こんにちは!前嶋拳人です。
秋の空を高く見上げると、整列した美しい群れをなして遠くの空へと飛んでいく渡り鳥の姿を見つけることがあります。彼らは季節の移り変わりを肌で敏感に感じ取り、自分たちの意思で温かな場所や新しい大地を目指してひたむきに翼を動かしています。その迷いのない直進する姿を見ていると、いつか自分もこのように自分の意志で空の色を選んで進んでみたいという気持ちが胸をよぎることがありました。
かつて私が大きな組織の中に身を置いていた頃は、あらかじめ決められた大きな群れの一員として空を飛んでいました。仲間の存在はとても心強く、みんなと同じ方向を向いて進むことには絶対的な安心感がありました。重厚な仕組みを壊さないように、安全な空路を外れないようにと、丁寧に羽ばたきを合わせる日々は、それ自体が誇らしくかけがえのない時間でした。
けれど、心のどこかで季節が変わる音を聞いたとき、このまま同じ空を飛び続けていて本当にいいのだろうかという小さな問いが芽生えました。もっと自分の羽根の力で、まだ見ぬ風の感触を確かめながら、違った高度から景色を見てみたいという思いが日に日に強まっていったのです。
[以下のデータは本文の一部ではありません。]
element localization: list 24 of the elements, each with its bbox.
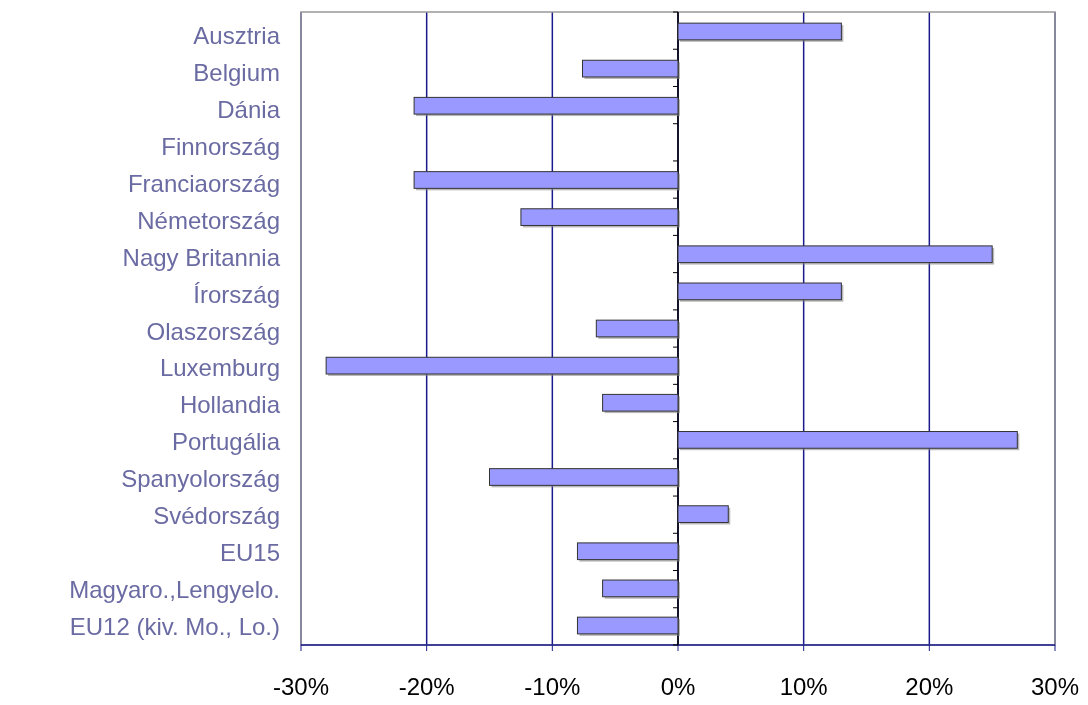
x-tick-label: -30% bbox=[272, 673, 330, 700]
y-tick-label: Luxemburg bbox=[159, 354, 280, 382]
y-tick-label: Olaszország bbox=[146, 317, 280, 345]
x-tick-label: 20% bbox=[905, 673, 954, 700]
y-tick-label: Svédország bbox=[153, 501, 280, 529]
y-tick-label: Ausztria bbox=[193, 22, 281, 50]
y-tick-label: Spanyolország bbox=[121, 465, 280, 493]
y-tick-label: Németország bbox=[137, 206, 280, 234]
x-tick-label: -10% bbox=[524, 673, 581, 700]
x-tick-label: 30% bbox=[1030, 673, 1080, 700]
y-tick-label: Nagy Britannia bbox=[122, 243, 281, 271]
y-tick-label: Portugália bbox=[171, 428, 281, 456]
x-tick-label: 0% bbox=[660, 673, 696, 700]
x-tick-label: 10% bbox=[779, 673, 828, 700]
y-tick-label: Írország bbox=[193, 280, 280, 308]
y-tick-label: Franciaország bbox=[127, 169, 280, 197]
y-tick-label: Finnország bbox=[161, 133, 280, 161]
y-tick-label: EU12 (kiv. Mo., Lo.) bbox=[69, 612, 280, 640]
y-tick-label: Magyaro.,Lengyelo. bbox=[69, 575, 280, 603]
y-tick-label: Hollandia bbox=[179, 391, 281, 419]
x-tick-label: -20% bbox=[398, 673, 455, 700]
y-tick-label: Belgium bbox=[193, 59, 280, 87]
y-tick-label: EU15 bbox=[219, 538, 280, 566]
y-tick-label: Dánia bbox=[217, 96, 281, 124]
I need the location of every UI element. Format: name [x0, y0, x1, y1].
群れを離れてひとり空へと飛び出す瞬間は、想像以上に心もとなく、風の冷たさがじかに身にしみるものでした。頼りにできる大きな翼の列はなくなり、すべてを自分の判断で切り開いていかなければならない厳しさを知りました。しかし、実際に自分で気流を読んで羽を動かしてみると、そこには今までに見たことのないほど鮮やかな景色と、一人ひとりの個性と知恵が響き合う面白い現場のつながりがありました。
フリーランスとして新しい環境やチームに飛び込むたびに、私はあの渡り鳥のことを思い出します。それぞれの場所にはそれぞれの風があり、独自の文化や課題が存在しています。そこに私ができる最善の関わり方は、あらかじめ用意されたマニュアルを押し付けることではなく、その場の空気や仲間の温度を丁寧に感じ取り、必要なタイミングでそっと力になることなのだと実感しています。
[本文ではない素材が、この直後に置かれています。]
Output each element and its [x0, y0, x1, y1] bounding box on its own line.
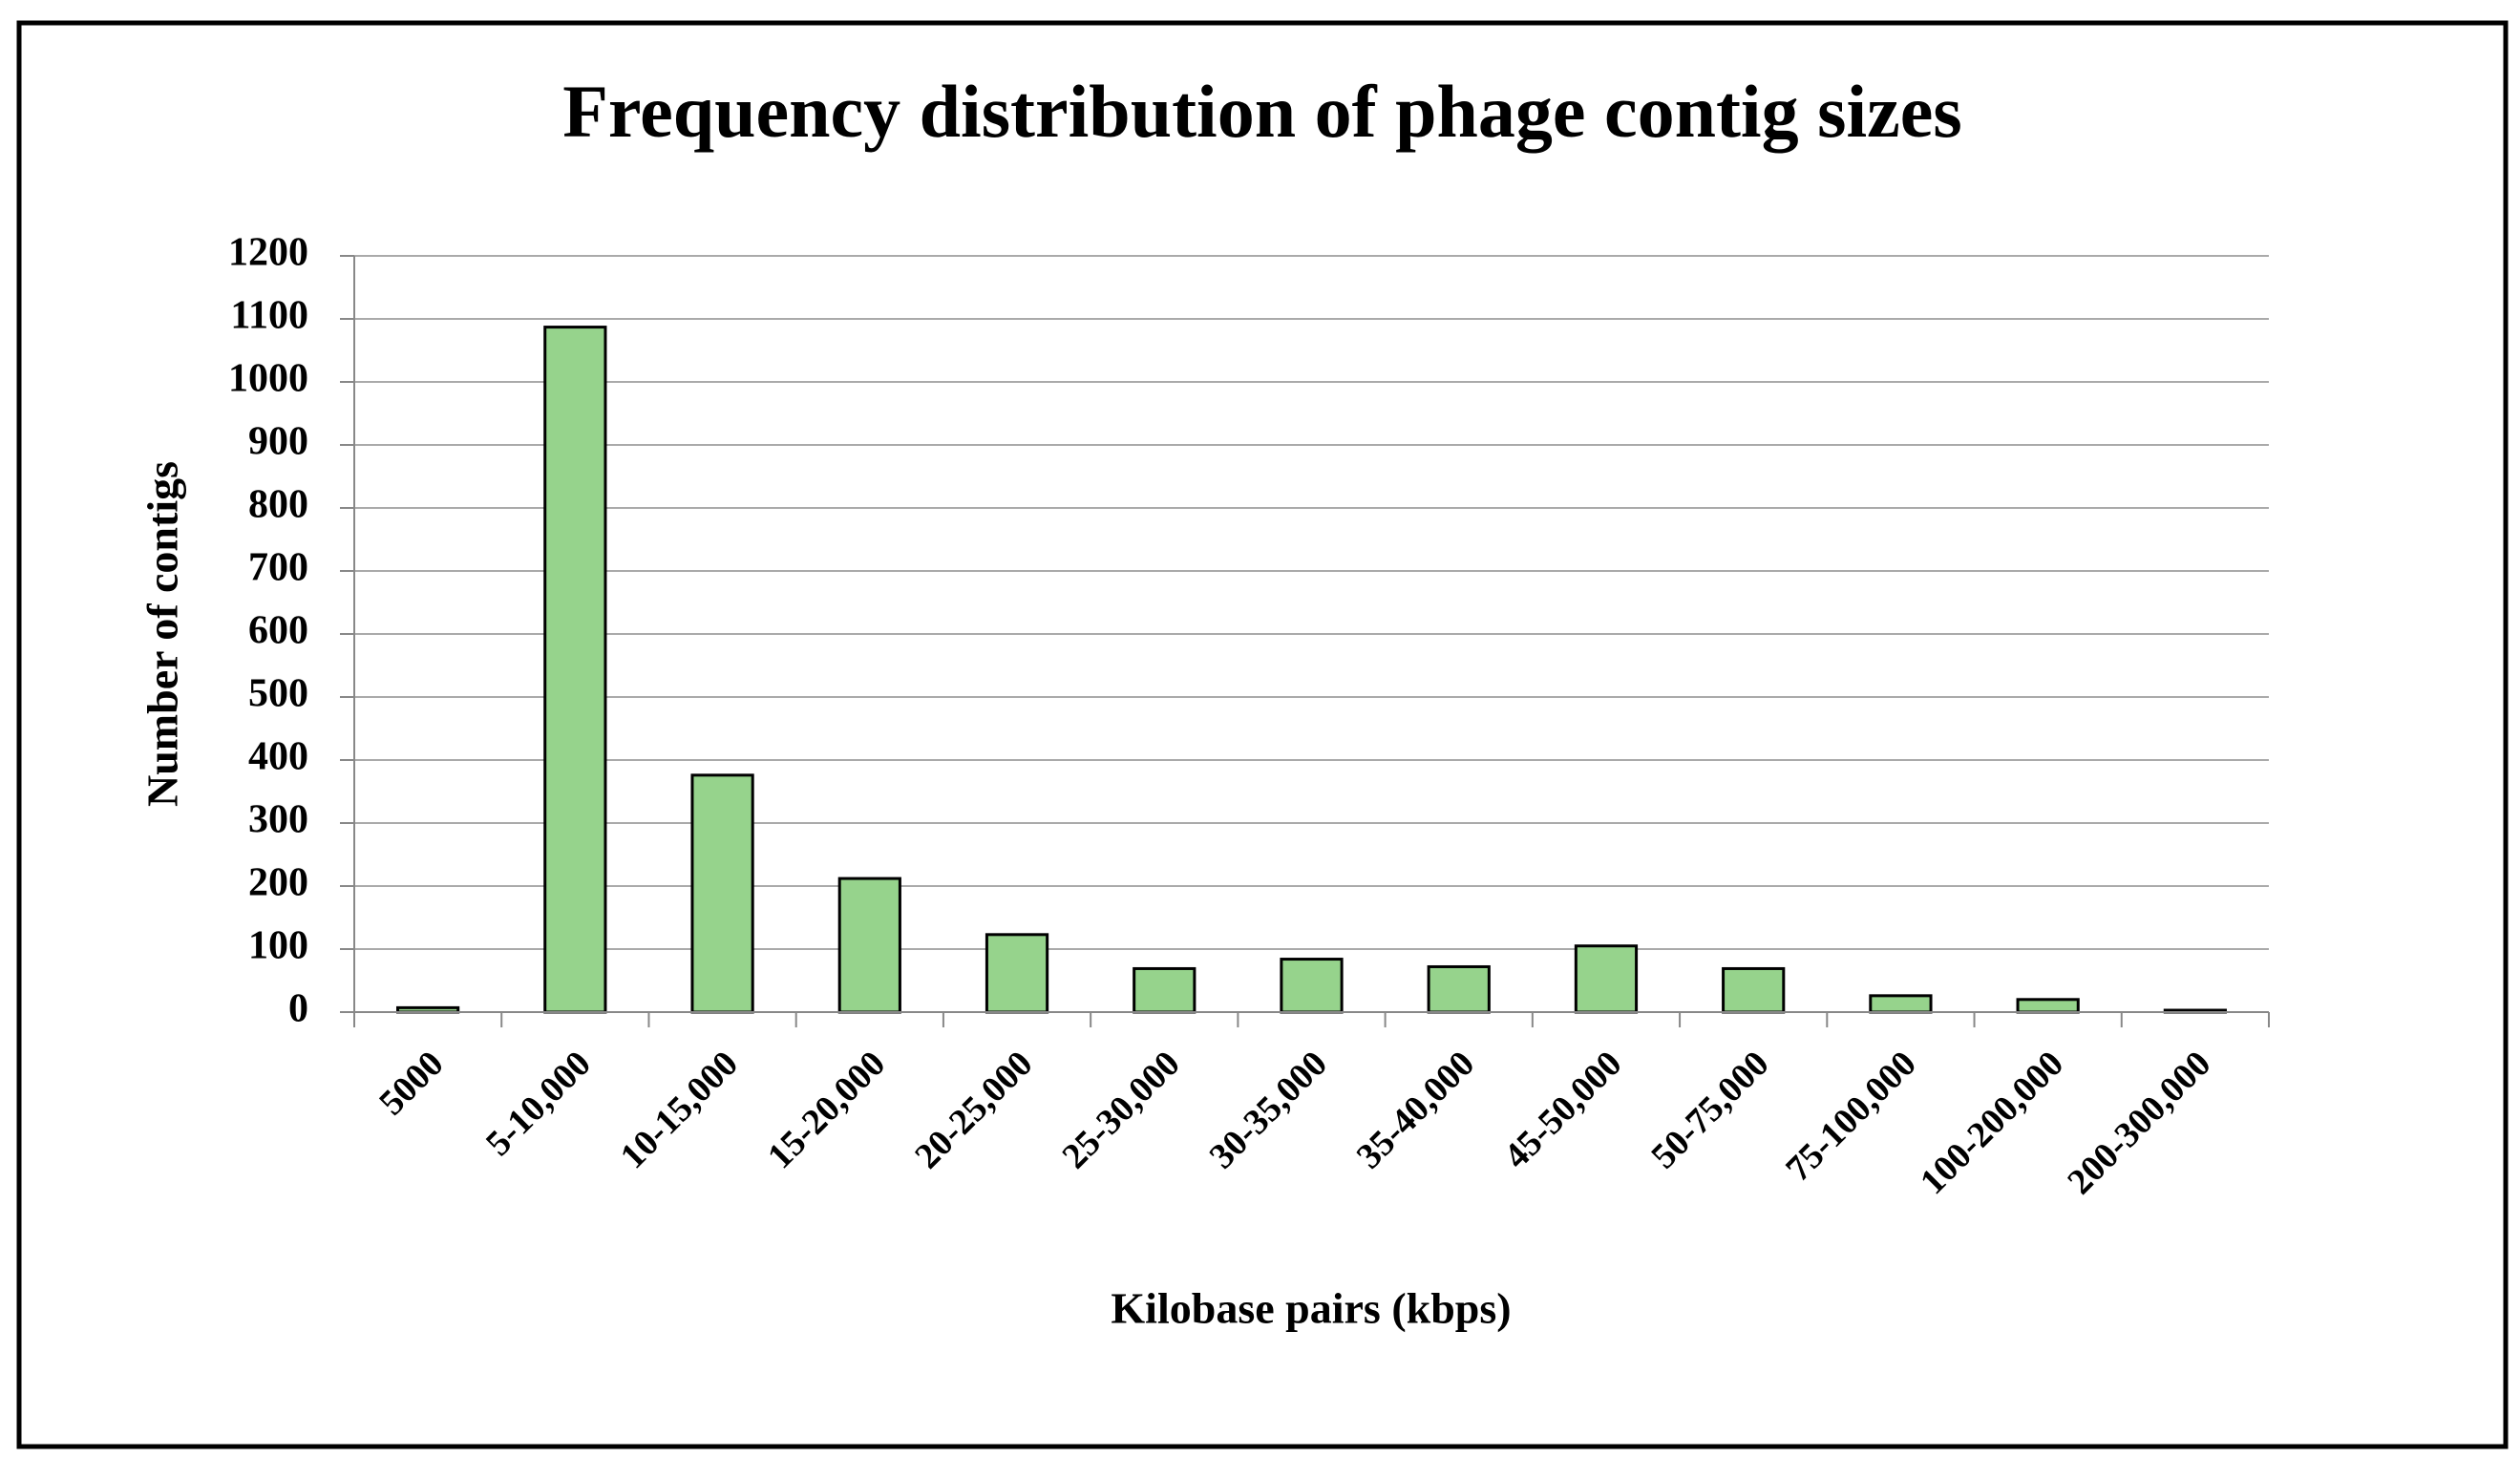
y-tick-label: 800 [248, 483, 308, 527]
bar [690, 773, 754, 1014]
x-axis-title: Kilobase pairs (kbps) [1111, 1284, 1511, 1333]
y-tick-label: 400 [248, 735, 308, 779]
y-tick-label: 0 [288, 987, 308, 1031]
chart-border [16, 20, 2509, 1449]
bar [543, 326, 607, 1014]
y-tick-label: 300 [248, 798, 308, 842]
y-tick-label: 500 [248, 672, 308, 716]
bar [1574, 944, 1639, 1014]
bar [2016, 998, 2080, 1014]
bar [1133, 966, 1196, 1014]
y-axis-title: Number of contigs [138, 461, 187, 807]
y-tick-label: 600 [248, 609, 308, 653]
bar [1427, 964, 1491, 1014]
y-tick-label: 900 [248, 420, 308, 464]
y-tick-label: 700 [248, 546, 308, 590]
y-tick-label: 200 [248, 861, 308, 905]
chart-title: Frequency distribution of phage contig s… [562, 70, 1961, 153]
bar [1869, 994, 1933, 1014]
bar [837, 877, 901, 1014]
y-tick-label: 1200 [228, 231, 308, 275]
bar [985, 933, 1049, 1014]
y-tick-label: 1100 [230, 294, 308, 338]
y-tick-label: 1000 [228, 357, 308, 401]
y-tick-label: 100 [248, 924, 308, 968]
bar [1280, 958, 1344, 1014]
bar [1722, 966, 1786, 1014]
技術という翼を使って、困っている人のそばに寄り添い、共に形にしていく面白さは尽きることがありません。風の向きが変われば柔軟に軌道を変え、時には新しい仲間と連れ立って同じ目的に向かって飛んでいく。そんなしなやかさを大切にしながら、これからも自分の心地よいリズムで空の旅を続けていきたいと思っています。
新しい土地に降り立つたびに感じる人との出会いや、異なるプロジェクトで紡がれる対話のひとときは、私にとって何物にも代えがたい財産となっています。ひとつの場所に留まり続けることだけが正解ではないと知った今、目の前にある広大な空のどこへでも飛んでいけるという軽やかさを胸に、明日もまた新しい翼を広げていきたいと願っています。